El supuesto impostor debía ser crucificado, para que todos supieran que era
un maldito. Sus discípulos no ofrecerían resistencia. En unos días, todo sería
olvidado.
Aquella mañana todo parecía haber terminado. Las calles comenzaban a
llenarse de vendedores que ofrecían sus mercancías, comentando el éxito de la
fiesta y de las ventas a los peregrinos que se preparaban para partir. Pocos
hablaban ya de lo ocurrido.
Nadie reparó en aquellos dos hombres que corrían con prisa en dirección al
barrio esenio, en la colina de Sión, al oeste de la ciudad.
No está aquí
Todo comenzó de nuevo con aquella carrera.
Una tumba vacía —el último gesto dramático de amor del discípulo José de Arimatea, hombre rico y poderoso— permanecía allí, como testigo silencioso de la resurrección. José no había podido evitar la muerte de su Maestro, pero le ofreció aquel sepulcro.
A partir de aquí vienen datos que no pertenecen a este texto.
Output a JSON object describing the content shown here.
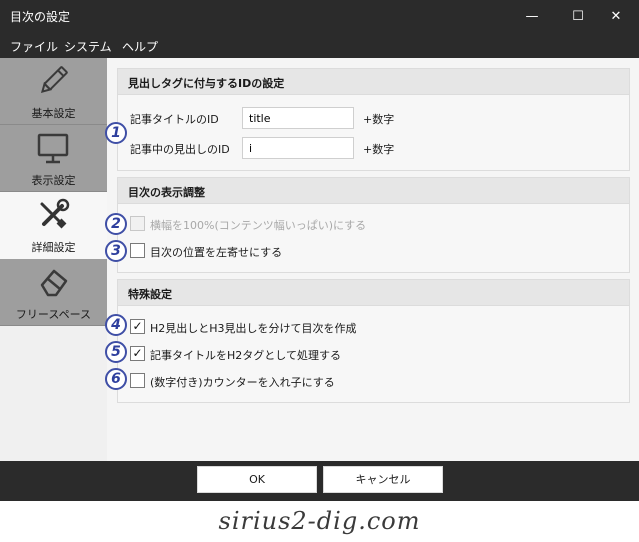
{
  "window": {
    "title": "目次の設定",
    "controls": {
      "minimize": "—",
      "maximize": "☐",
      "close": "✕"
    }
  },
  "menu": [
    "ファイル",
    "システム",
    "ヘルプ"
  ],
  "sidebar": {
    "items": [
      {
        "label": "基本設定",
        "icon": "pencil-icon",
        "active": false
      },
      {
        "label": "表示設定",
        "icon": "monitor-icon",
        "active": false
      },
      {
        "label": "詳細設定",
        "icon": "wrench-screwdriver-icon",
        "active": true
      },
      {
        "label": "フリースペース",
        "icon": "eraser-icon",
        "active": false
      }
    ]
  },
  "sections": {
    "id_settings": {
      "title": "見出しタグに付与するIDの設定",
      "fields": [
        {
          "label": "記事タイトルのID",
          "value": "title",
          "suffix": "+数字"
        },
        {
          "label": "記事中の見出しのID",
          "value": "i",
          "suffix": "+数字"
        }
      ]
    },
    "display_adjust": {
      "title": "目次の表示調整",
      "options": [
        {
          "label": "横幅を100%(コンテンツ幅いっぱい)にする",
          "checked": false,
          "disabled": true
        },
        {
          "label": "目次の位置を左寄せにする",
          "checked": false,
          "disabled": false
        }
      ]
    },
    "special": {
      "title": "特殊設定",
      "options": [
        {
          "label": "H2見出しとH3見出しを分けて目次を作成",
          "checked": true,
          "disabled": false
        },
        {
          "label": "記事タイトルをH2タグとして処理する",
          "checked": true,
          "disabled": false
        },
        {
          "label": "(数字付き)カウンターを入れ子にする",
          "checked": false,
          "disabled": false
        }
      ]
    }
  },
  "badges": [
    "1",
    "2",
    "3",
    "4",
    "5",
    "6"
  ],
  "check_mark": "✓",
  "footer": {
    "ok": "OK",
    "cancel": "キャンセル"
  },
  "watermark": "sirius2-dig.com",
  "colors": {
    "titlebar": "#2b2b2b",
    "badge": "#3f4fa6",
    "sidebar_inactive": "#9e9e9e"
  }
}
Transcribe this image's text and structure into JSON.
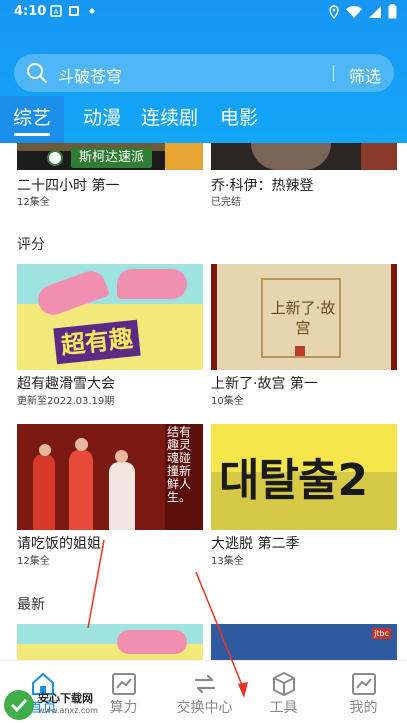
{
  "status": {
    "time": "4:10"
  },
  "search": {
    "query": "斗破苍穹",
    "filter_label": "筛选"
  },
  "tabs": [
    {
      "label": "综艺"
    },
    {
      "label": "动漫"
    },
    {
      "label": "连续剧"
    },
    {
      "label": "电影"
    }
  ],
  "top_row": [
    {
      "title": "二十四小时 第一",
      "sub": "12集全",
      "banner_text": "斯柯达速派"
    },
    {
      "title": "乔·科伊：热辣登",
      "sub": "已完结"
    }
  ],
  "rating_section": {
    "label": "评分",
    "items": [
      {
        "title": "超有趣滑雪大会",
        "sub": "更新至2022.03.19期",
        "poster_text": "超有趣"
      },
      {
        "title": "上新了·故宫 第一",
        "sub": "10集全",
        "poster_text": "上新了·故宫"
      },
      {
        "title": "请吃饭的姐姐",
        "sub": "12集全",
        "poster_text": "结有趣灵魂碰撞新鲜人生。"
      },
      {
        "title": "大逃脱 第二季",
        "sub": "13集全",
        "poster_text": "대탈출2"
      }
    ]
  },
  "latest_section": {
    "label": "最新",
    "badge": "jtbc"
  },
  "bottom_nav": [
    {
      "label": "首页",
      "icon": "home-icon"
    },
    {
      "label": "算力",
      "icon": "chart-icon"
    },
    {
      "label": "交换中心",
      "icon": "exchange-icon"
    },
    {
      "label": "工具",
      "icon": "cube-icon"
    },
    {
      "label": "我的",
      "icon": "chart-icon"
    }
  ],
  "watermark": {
    "text": "安心下载网",
    "sub": "www.anxz.com"
  },
  "colors": {
    "primary": "#1796f3",
    "active_tab": "#1a8ee8",
    "poster_yellow": "#f4e64a"
  }
}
Años después, tras la destrucción del templo en el año 72, el emperador
Adriano ordenó rellenarla de tierra. La tumba se convirtió, junto con una
antigua cantera, en el terraplén sobre el cual —irónicamente— se levantó un
templo pagano dedicado a Júpiter.
La rebelde Jerusalén fue rebautizada como Aelia Capitolina, y, con
un trazado urbano completamente romano, Adriano intentó borrar toda memoria del
pueblo judío y de sus disputas religiosas.
Tres siglos más tarde, la tumba fue redescubierta por la devota reina
Elena, madre del emperador Constantino. Allí mismo se edificó una inmensa
basílica, lugar de peregrinación durante mil quinientos años, que incluso el
sultán Al-Hakim, apodado "el Loco", intentó destruir piedra por
piedra.
Hoy está revestida de mármol, dividida y disputada por múltiples
denominaciones cristianas que reclaman su posesión, y diariamente recibe a
miles de peregrinos y turistas.
Allí permanece la tumba, en el mismo lugar donde Pedro y Juan la
encontraron vacía aquella mañana de Pascua. Y sigue vacía.
Ha resucitado
Toda nuestra fe se sostiene sobre un hecho: la ausencia de un cadáver, una
tumba vacía. La muerte ha sido vencida. El Hijo de Dios —desnudo, colgado,
expuesto, desgarrado y depositado en la piedra fría del sepulcro— ya no está
allí. Ha resucitado!
No se trata de una reanimación, ni de una recuperación, ni de un simple
recuerdo devocional. Jesús está vivo. Siempre presente. Resucitado.
Los cristianos no seguimos mitos ni fábulas ni dulces ilusiones. Seguimos
una presencia viva, capaz de alcanzar el corazón de cada ser humano. Una
presencia nueva, sutil e intensa, que sólo el alma puede percibir.
Desde hace dos mil años, Pedro, Juan y los demás discípulos siguen
proclamando esta noticia: Jesús ha resucitado.
Entre ellos, también lo hace el Papa Francisco —el nuevo Pedro, obispo de
Roma— que ha conquistado corazones por su cercanía y su firmeza. Con respeto
por la tradición, pero con la mirada puesta en el rumbo correcto, nos recuerda
que el Papa no es el centro de la Iglesia: el corazón de la Iglesia es Cristo resucitado.
Francisco nos dice que “Al igual que Pedro y las mujeres, tampoco
nosotros encontraremos la vida si permanecemos tristes, sin esperanza y
encerrados en nosotros mismos. Abramos, en cambio, al Señor nuestros sepulcros
sellados, para que Jesús entre y los llene de vida; llevémosle las piedras del
rencor, las losas del pasado, las rocas pesadas de nuestras debilidades y
caídas. Él desea venir y tomarnos de la mano para sacarnos de la angustia.”
Hoy celebramos al Cristo resucitado, junto con Francisco, llenos de asombro
y alegría, casi incrédulos de poder creer lo increíble.
La tumba vacía nos dice que la muerte no ha vencido.
Y no vencerá. Jamás.
La Pascua es “la fiesta de nuestra esperanza, la celebración de esta
certeza: nada ni nadie podrá separarnos del amor” de Dios, manifestado en
Cristo.
¡Feliz Pascua!
Porque si Jesús ha resucitado, tenemos que abandonar deprisa el sepulcro:
la muerte no ha podido contener la fuerza inmensa de la vida de Dios en
nosotros.
¡Alegría, hermanos: el Señor ha resucitado!